Chang, Y. 1 , Furber, S. 2 & Welbourne, S. 1
1 Neuroscience and Aphasia Research Unit (NARU), University of Manchester
2 Advanced Processor Technologies (APT) Group, University of Manchester
During reading, visual information from print is transformed into sound and meaning. This transformation process involves a series of processing stages including mappings between visual, orthographic, phonological and semantic representations. Most existing computational models of single word reading have been focused on only the last three (orthographic, phonological and semantic) stages, with little attention devoted to the role of visual processing. To rectify this, we incorporated a visual processing stage into several parallel models of reading. Specifically, we investigated to what extent visual processing is involved in the "serial" phenomena observed in normal reading (e.g., the length effect and the position of irregularity effect). These effects were previously thought by many (e.g., Coltheart et al., 2001) to imply the existence of a serial processing mechanism operating alongside the parallel processing mechanism that subserves human reading.
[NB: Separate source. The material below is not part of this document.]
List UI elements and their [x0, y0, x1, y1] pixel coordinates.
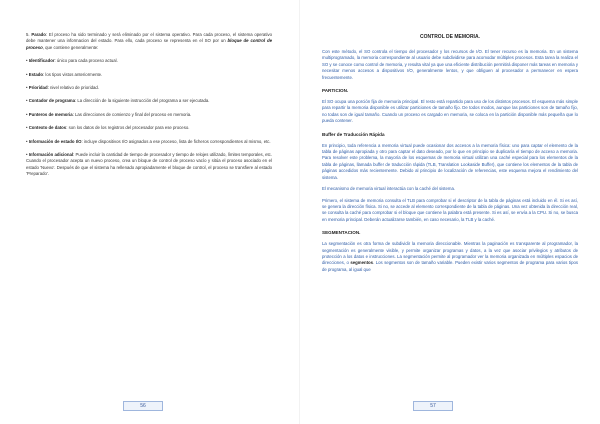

However, the simulations reported here show that purely parallel models, which include a visual processing stage, can account for the length by lexicality effect found in normal reading (Weekes, 1997). Further analyses revealed that the length effect arises as an emergent property of mappings between length-dependent visual representations, centred around an optimal viewing position, and length-independent phonological representations. A critical factor is that the model must be allowed freely to develop its own internal orthographic representations. In addition to simulating length effects, the model could also simulate the position of irregularity effect (Rastle& Coltheart 1999; Roberts et al. 2003) and the "whammy effect" (Rastle& Coltheart, 1998). Overall these findings suggest that understanding the nature of the mapping between visual forms and phonological representations is vital to a proper explanation of these controversial ?serial? phenomena.